Empty Sella Syndrome – Have You Heard About It?
Empty sella syndrome is related to hormonal changes at the pituitary gland level. But what is it exactly?
The brain is still a mystery to humans. Therefore, scientific research does nothing but progress, and it’s constantly in search of new findings that’ll shed light on how it works. The literature is increasingly extensive and so is the knowledge about the brain. Today’s article is about sella turcica (Latin for Turkish seat), also known as empty sella syndrome (ESS).
Wait, what Turkish chair? You may be nodding your head right about now wondering what the heck this is all about. Others may be thinking: “Are there chairs inside the human head?” Furthermore, some people think “It sounds like something I’ve heard of”. Ok, for all of you, the oh-so-very peculiar name of sella turcica seems to be inspired by the shape of the frame of a saddle.
The causes of empty sella syndrome (ESS)
This is a brain structure occupied mostly by the pituitary gland and lives just below the base of the brain. When the pituitary flattens or shrinks, the area seems empty. You can’t see it on an MRI.
It’s full of cerebrospinal fluid that surrounds the spinal cord and brain. In cases of empty sella syndrome, the cerebrospinal fluid leaks into the saddle and presses on the pituitary by either flattening or shrinking it.
Primary empty sella syndrome
Primary empty sella syndrome is still under investigation. In this case, there’s no previous pathological process found at the moment. Neither its pathogenesis nor its clinical-surgical repercussions are clear, so the debates remain open. Even so, relevant data progressively shed more and more light.
Secondary empty sella syndrome
Secondary empty sella syndrome originates from a pathological process. It may or may not be of a tumor nature. In fact, it’s usually an adenoma (benign epithelial tumor) that later regresses in most cases. This involution occurs spontaneously or with treatment. As a result, the arachnoid cistern at the base of the skull goes into the empty space inside the sella turcica.
Who does it affect and what are its symptoms?
González-Tortosa (2009) highlights that patients are usually between the ages of 40 and 50. There’s a predominance in females with a high incidence of obesity. High blood pressure affects 23% of cases. 16.6% of these women are multiparous. In addition, it causes headache symptoms. Another characteristic symptom of idiopathic intracranial hypertension is a pulsating ringing in the ears.
According to the National Organization for Rare Disorders (NORD), “it’s unknown whether headaches develop because of empty sella syndrome or are simply a coincidental finding. Many individuals with empty sella syndrome have high blood pressure (hypertension), which can itself cause headaches if severe”.
Similarly, there may also be visual disturbances such as decreased visual acuity or blurred vision. Mental disturbances can also manifest. Above all, pictures of anxiety and alteration of behavior and dysthymia. In relation to endocrinological symptoms, there can be menstrual disturbances and sexual decrease in men.
Hypopituitarism is a condition in the pituitary gland that causes the abnormal secretion of part or all of its hormones. The various hormones are prolactin, oxytocin, growth hormone, antidiuretic hormone, luteinizing hormone, etc.
Necochea’s team (1998) points out that supraventricular tachycardia (STV) may be one of the causes of hypopituitarism. Another common cause is “intrasellar or para-sellar tumors, such as pituitary adenomas, craniopharyngiomas, meningiomas, and lymphomas”. The authors also point to ischemic pituitary necrosis and pituitary ischemia due to vasculitis or diabetes mellitus.

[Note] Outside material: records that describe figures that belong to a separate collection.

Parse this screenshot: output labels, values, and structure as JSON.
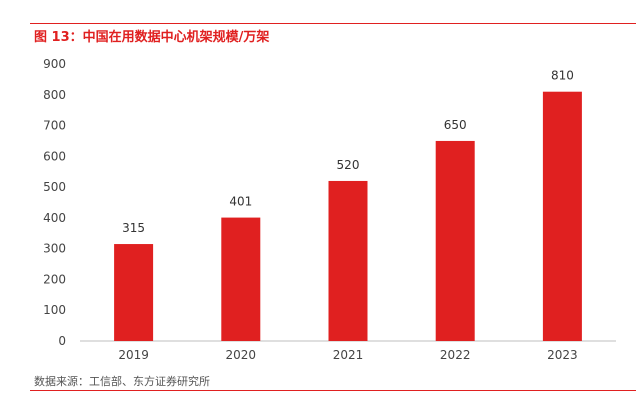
{
  "header": {
    "title": "图 13：中国在用数据中心机架规模/万架"
  },
  "footer": {
    "source": "数据来源：工信部、东方证券研究所"
  },
  "colors": {
    "accent": "#e02020",
    "bar": "#e02020"
  },
  "chart_data": {
    "type": "bar",
    "title": "图 13：中国在用数据中心机架规模/万架",
    "categories": [
      "2019",
      "2020",
      "2021",
      "2022",
      "2023"
    ],
    "values": [
      315,
      401,
      520,
      650,
      810
    ],
    "data_labels": [
      "315",
      "401",
      "520",
      "650",
      "810"
    ],
    "yticks": [
      "0",
      "100",
      "200",
      "300",
      "400",
      "500",
      "600",
      "700",
      "800",
      "900"
    ],
    "ylim": [
      0,
      900
    ],
    "grid": false,
    "legend": "none"
  }
}
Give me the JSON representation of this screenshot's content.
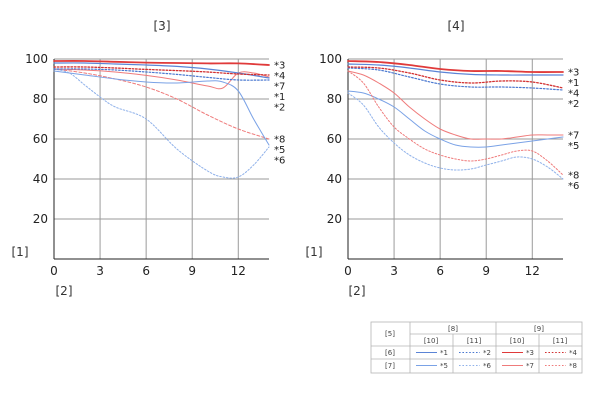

Similarly, it can also be the result of an infection of the pituitary that could be caused by tuberculosis, brucellosis, syphilis, or mycosis. Also, of other diseases such as sarcoidosis, hemochromatosis, and histiocytosis.
Empty sella syndrome in children
González-Fernández’s team (2009) found symptomatic differences between adults and children with STV. One of these differences is that it isn’t present in obese children. There’s also no clear predominance of the sexes and the sella turcica isn’t enlarged. This suggests that different pathogenesis could occur in both.
As the authors point out, the hypothalamic-pituitary function is another difference. Generally, the hypogonadotropic hypogonadism (HH) hormonal function doesn’t alter in adult patients, although it isn’t absolutely exempt from being there. The authors place special emphasis on the study of HH hormonal function as it occurs more frequently in children than in adults.